The new Living Wage in Ireland will be set at 60% of the median wage in any given year. For further details and to find out how the Living Wage will impact employers, read on…
What is a Living Wage?
A Living Wage is an hourly wage rate intended to enable employees to afford an agreed socially acceptable minimum standard of living. In 2021, Tánaiste Leo Varadkar asked the Low Pay Commission to undertake research on how best the Government can progress to a living wage. The new proposals are based on the Low Pay Commission’s recommendations.
Speaking about the Living Wage, Mr Varadkar said, "It’s really important we get the balance right and I think this proposal achieves that. However, I will be listening over the coming weeks for feedback before bringing a final plan to Government later this year.
"The most important workers’ right is their right to work, to have a job. That is why I am proposing we phase this in and I will be listening to employers’ views on these draft proposals," he added.
The draft proposals recommend that the National Minimum Wage (NMW) should remain in place until the Living Wage is fully phased in, in 2026. However, the NMW will increase incrementally over the years as usual, closing the gap between it and the Living Wage.
Come 2026, the NMW will cease to be. The Living Wage will be in effect and mandatory for all employers.
Why a Living Wage, and why now?
The Living Wage has previously been recommended by the Living Wage Technical Group.
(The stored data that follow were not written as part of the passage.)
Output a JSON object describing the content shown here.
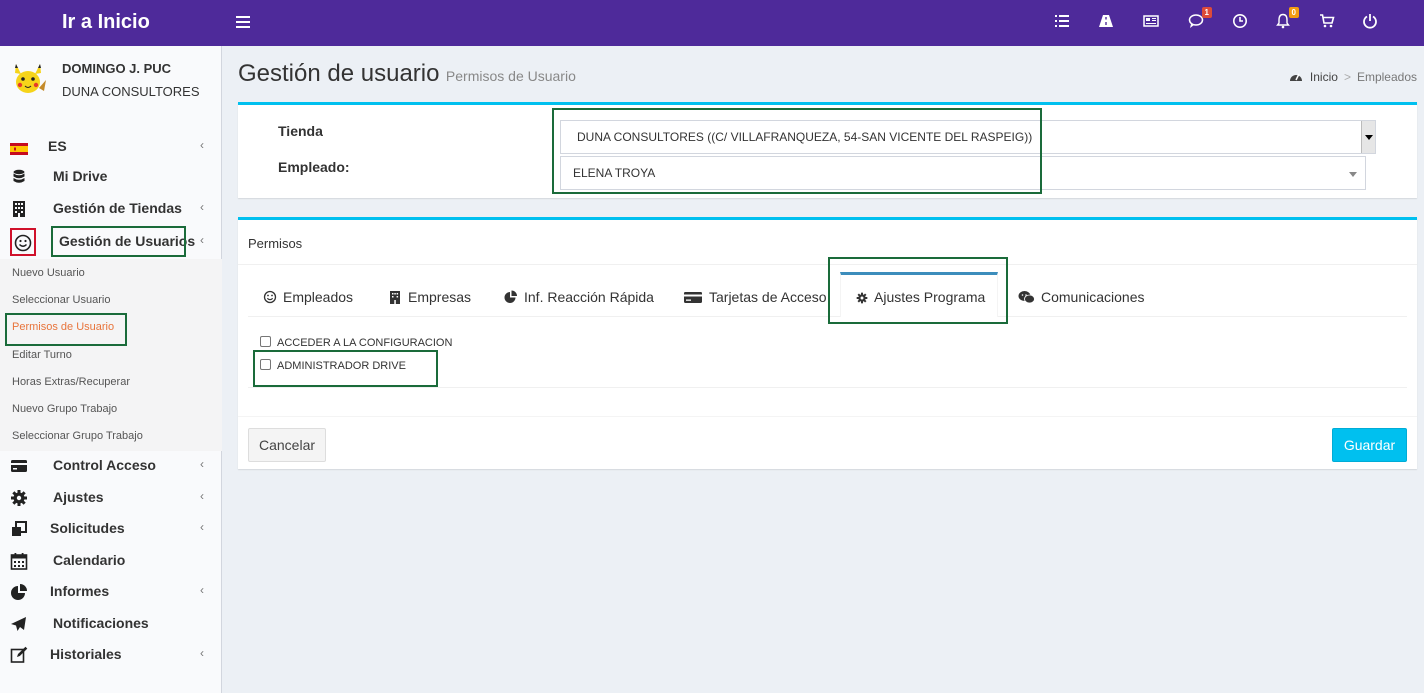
{
  "brand": "Ir a Inicio",
  "header_badges": {
    "messages": "1",
    "notifications": "0"
  },
  "colors": {
    "topbar": "#4e2a9a",
    "accent": "#00c0ef",
    "active_subitem": "#e8743b",
    "highlight_green": "#1a6b3a",
    "highlight_red": "#d0112b"
  },
  "user": {
    "name": "DOMINGO J. PUC",
    "company": "DUNA CONSULTORES"
  },
  "sidebar": {
    "language": "ES",
    "items": [
      {
        "label": "Mi Drive",
        "icon": "database-icon"
      },
      {
        "label": "Gestión de Tiendas",
        "icon": "building-icon"
      },
      {
        "label": "Gestión de Usuarios",
        "icon": "smile-icon"
      },
      {
        "label": "Control Acceso",
        "icon": "credit-card-icon"
      },
      {
        "label": "Ajustes",
        "icon": "gear-icon"
      },
      {
        "label": "Solicitudes",
        "icon": "clone-icon"
      },
      {
        "label": "Calendario",
        "icon": "calendar-icon"
      },
      {
        "label": "Informes",
        "icon": "pie-chart-icon"
      },
      {
        "label": "Notificaciones",
        "icon": "paper-plane-icon"
      },
      {
        "label": "Historiales",
        "icon": "edit-icon"
      }
    ],
    "sub_items": [
      "Nuevo Usuario",
      "Seleccionar Usuario",
      "Permisos de Usuario",
      "Editar Turno",
      "Horas Extras/Recuperar",
      "Nuevo Grupo Trabajo",
      "Seleccionar Grupo Trabajo"
    ]
  },
  "page": {
    "title": "Gestión de usuario",
    "subtitle": "Permisos de Usuario"
  },
  "breadcrumb": {
    "home": "Inicio",
    "current": "Empleados"
  },
  "form": {
    "tienda_label": "Tienda",
    "tienda_value": "DUNA CONSULTORES ((C/ VILLAFRANQUEZA, 54-SAN VICENTE DEL RASPEIG))",
    "empleado_label": "Empleado:",
    "empleado_value": "ELENA TROYA"
  },
  "permisos": {
    "title": "Permisos",
    "tabs": [
      "Empleados",
      "Empresas",
      "Inf. Reacción Rápida",
      "Tarjetas de Acceso",
      "Ajustes Programa",
      "Comunicaciones"
    ],
    "active_tab": "Ajustes Programa",
    "checkboxes": [
      {
        "label": "ACCEDER A LA CONFIGURACION",
        "checked": false
      },
      {
        "label": "ADMINISTRADOR DRIVE",
        "checked": false
      }
    ],
    "cancel_label": "Cancelar",
    "save_label": "Guardar"
  }
}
Discussing whether a Living Wage was sufficient to live in Ireland, Mr Varadkar said that there will always be demands for the minimum wage to be higher. He added that, while 2.5 million people are working, the objective is to achieve full employment; "…we also want to make work pay and ensure that it pays better. So, whether you get up early in the morning or work late at night, we want you to be paid more, and this is a proposal to do exactly that. But it does need to be phased in."
He went on to say, "What we don't want to do is, in an attempt to do something good by increasing people's pay and increasing it significantly, is actually put employers in a position where they have to lay people off for a couple of hours because that's the unintended consequence sometimes of trying to do something good is that you actually do harm."
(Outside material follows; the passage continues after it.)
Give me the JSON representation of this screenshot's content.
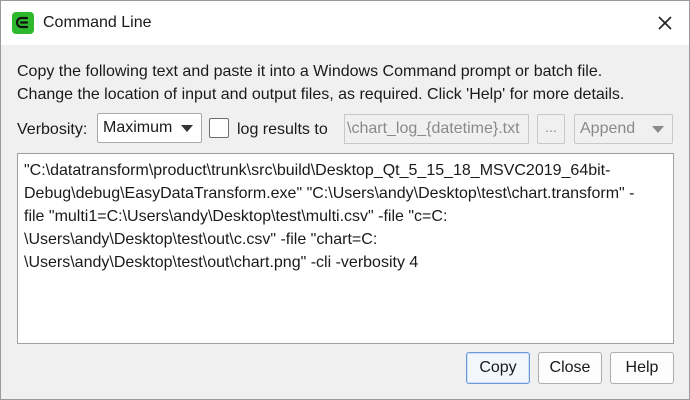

Regarding the timing of the announcement, Mr Varadkar said, "The average person in Ireland is going to get a pay increase this year, the vast majority of people will, and they will lose more than half of that pay increase in income tax, PRSI, and USC and we don't think that's fair.
"That's why we got that commitment to having a tax package in every Budget and that's why that's there, because we don't want to see people on average incomes, on €40,000 or €50,000 a year, losing more than half their pay increase on income tax, PRSI, and USC."
How will the incoming Living Wage impact employers?
The obvious impact that the incoming Living Wage will have on employers and business owners is increased costs. As Mr Varadkar stated, the intention is not to put employers under financial pressure which leads to reducing employees’ hours or letting staff go. So, it’s important that employers assess their own situation and calculate how the Living Wage will affect their bottom line.